2. Seeing Julia - Katherine Owens
I found this author after she followed me on twitter and I saw that a couple of her books were for free on Amazon for a little while. I took the opportunity to get them on Kindle. I have the Kindle app on my phone and so I never have to worry about carrying the book around. So far it is really good. It started off with a bit a tragedy and I like that because you know the character can only go up from here. Also there is a love interest there already starting, and well, I'm a hopeless romantic and I love it. I'm excited to see what the rest of the book has to hold for me.

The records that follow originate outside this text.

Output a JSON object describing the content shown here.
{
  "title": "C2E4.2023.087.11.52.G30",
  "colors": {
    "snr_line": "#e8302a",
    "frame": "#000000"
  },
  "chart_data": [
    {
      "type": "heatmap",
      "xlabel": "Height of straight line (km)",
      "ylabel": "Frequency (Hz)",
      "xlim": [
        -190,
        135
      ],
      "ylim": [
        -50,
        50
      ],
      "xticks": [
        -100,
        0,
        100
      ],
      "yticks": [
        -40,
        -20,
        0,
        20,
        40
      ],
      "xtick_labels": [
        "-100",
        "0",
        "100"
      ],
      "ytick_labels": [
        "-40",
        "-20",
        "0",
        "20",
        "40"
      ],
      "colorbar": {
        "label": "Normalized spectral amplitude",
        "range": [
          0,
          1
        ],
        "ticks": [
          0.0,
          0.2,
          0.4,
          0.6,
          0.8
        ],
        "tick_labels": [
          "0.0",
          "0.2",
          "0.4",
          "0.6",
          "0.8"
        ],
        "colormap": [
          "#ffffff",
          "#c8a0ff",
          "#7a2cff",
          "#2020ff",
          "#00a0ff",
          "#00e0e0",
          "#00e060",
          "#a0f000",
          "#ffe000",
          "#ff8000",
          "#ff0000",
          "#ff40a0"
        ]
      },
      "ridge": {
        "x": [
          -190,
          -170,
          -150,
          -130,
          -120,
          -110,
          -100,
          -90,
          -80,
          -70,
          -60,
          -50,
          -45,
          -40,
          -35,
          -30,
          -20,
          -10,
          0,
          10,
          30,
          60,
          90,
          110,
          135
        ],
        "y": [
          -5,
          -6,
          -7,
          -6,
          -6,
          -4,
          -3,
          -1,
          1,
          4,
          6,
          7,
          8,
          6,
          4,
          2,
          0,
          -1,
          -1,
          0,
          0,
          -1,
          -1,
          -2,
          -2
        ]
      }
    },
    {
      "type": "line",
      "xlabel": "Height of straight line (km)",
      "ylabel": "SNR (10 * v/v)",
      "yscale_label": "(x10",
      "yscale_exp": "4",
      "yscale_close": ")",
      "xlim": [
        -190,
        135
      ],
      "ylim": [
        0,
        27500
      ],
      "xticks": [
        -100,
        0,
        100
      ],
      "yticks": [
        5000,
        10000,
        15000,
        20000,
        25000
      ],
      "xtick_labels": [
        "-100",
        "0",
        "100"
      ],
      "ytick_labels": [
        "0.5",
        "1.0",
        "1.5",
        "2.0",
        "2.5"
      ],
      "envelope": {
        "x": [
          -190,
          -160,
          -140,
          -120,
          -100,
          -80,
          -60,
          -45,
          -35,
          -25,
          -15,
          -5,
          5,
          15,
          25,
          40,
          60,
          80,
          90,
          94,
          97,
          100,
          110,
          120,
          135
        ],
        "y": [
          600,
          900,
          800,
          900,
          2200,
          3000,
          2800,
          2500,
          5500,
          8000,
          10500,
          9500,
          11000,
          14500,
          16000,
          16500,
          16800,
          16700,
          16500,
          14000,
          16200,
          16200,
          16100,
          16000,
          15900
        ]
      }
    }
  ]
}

3. Never Let Me Go - Kazuo Ishiguro
Now, a cousin of mine lent me this book and so far I don't know what to think of it. It is a bit confusing for me. I am sure that it will begin to make more sense as I read on. It was made into a movie, so it must be really good. I want to see the movie because I think it would make more sense, but I'm a stickler for reading a novel and then seeing the movie. I think this has to do with my critiquing the film industry and their continuous failures to make a movie remotely like the novel that inspired it. Also there would be no point to read a book after a watching the movie because it ruins the plot and therefore just destroys the purpose of reading.

Tuesday, December 4, 2012

It's a Dog Eat Dog World Out There

Alright, it is finals for the next two weeks and as most other college students who feel the classes they are taking are impossible, I have broken down already once and the week has just gotten started. My post may sound a little scatter brained, I'm giving you fair warning because that is the kind of brain I have at the moment. It really is awful, finals I mean. All you see are students who frantically panic and don't know what to do with themselves because there is so much material to cover. There are also no open study rooms and hardly anywhere to sit in the library.

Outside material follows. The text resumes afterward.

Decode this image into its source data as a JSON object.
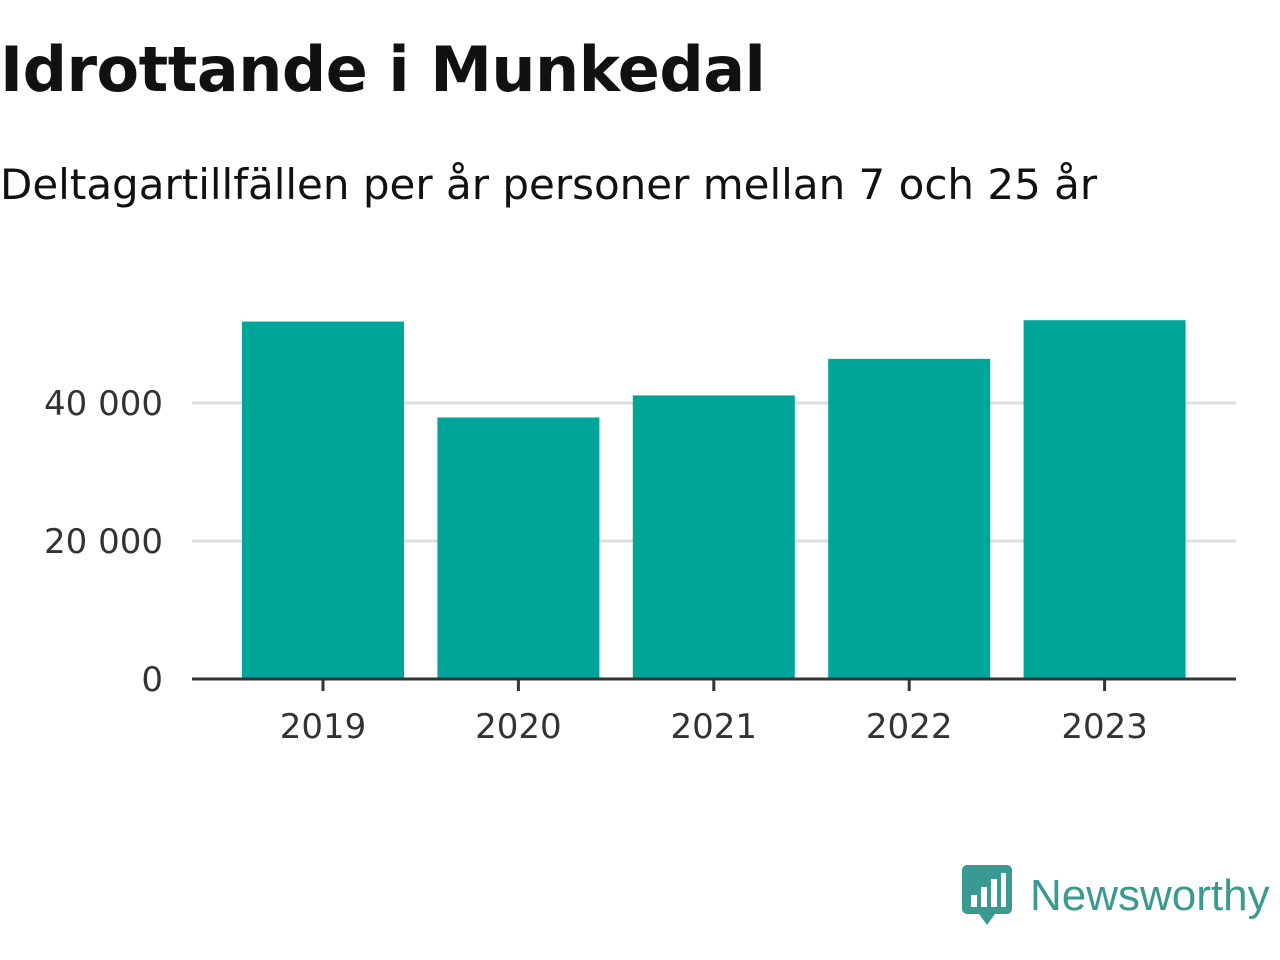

Now, when I say that I don't like school people tend to think of it as if I am joking. In all honesty, I hate it and I don't understand why I want to be a teacher, but I do. Even my body rejects school. I always get sick the first week or two of the semester and throughout the rest I get headaches. The amount of stress that comes from midterms and finals also leaves me ill. It is just not fun for me.

Any way, I realize that these past 2 paragraphs probably have nothing to do with the title, but bear with me I am getting there. Remember I said scatter brain. Ok, so teachers expect you to remember all of this information that they have thrown at you the entire semester and then some. You see things on the finals or on the review sheets that you have never covered before. Also if you are helping someone out, they expect you to do all the work for them. They knew what they were getting themselves into and they should have been better prepared. It is all about the people you surround yourself with as well. Don't tell me that you just need to look out for yourself at the end of the semester because that is complete crap.

I have a problem with letting people down and I don't like to get pressured by others. Especially with school. I have enough issues with that as it is and I don't need anymore. If I don't want to get better than a C in the class and that is ok with me, then don't let it be your job to try to get me to do more. I know that I can't get better than that because the numbers don't add up. You are just going to make me feel horrible about that grade and make me feel like I didn't reach your expectations.

I have learned long ago that life isn't handed to you on a silver platter. My expectations for reality are low so that when something good happens I am really happy with it and I appreciate it that much more. Also I only look out for myself and no one else, it is a dog eat dog world out there and there is no other way to be. I can be helpful but only to an extent. You know that when you meet me, don't sit and try and hope for more than that out of me.

Definitely changing the title of this post from People and Their Expectations to Its a Dog Eat Dog world out there because that makes more sense to me.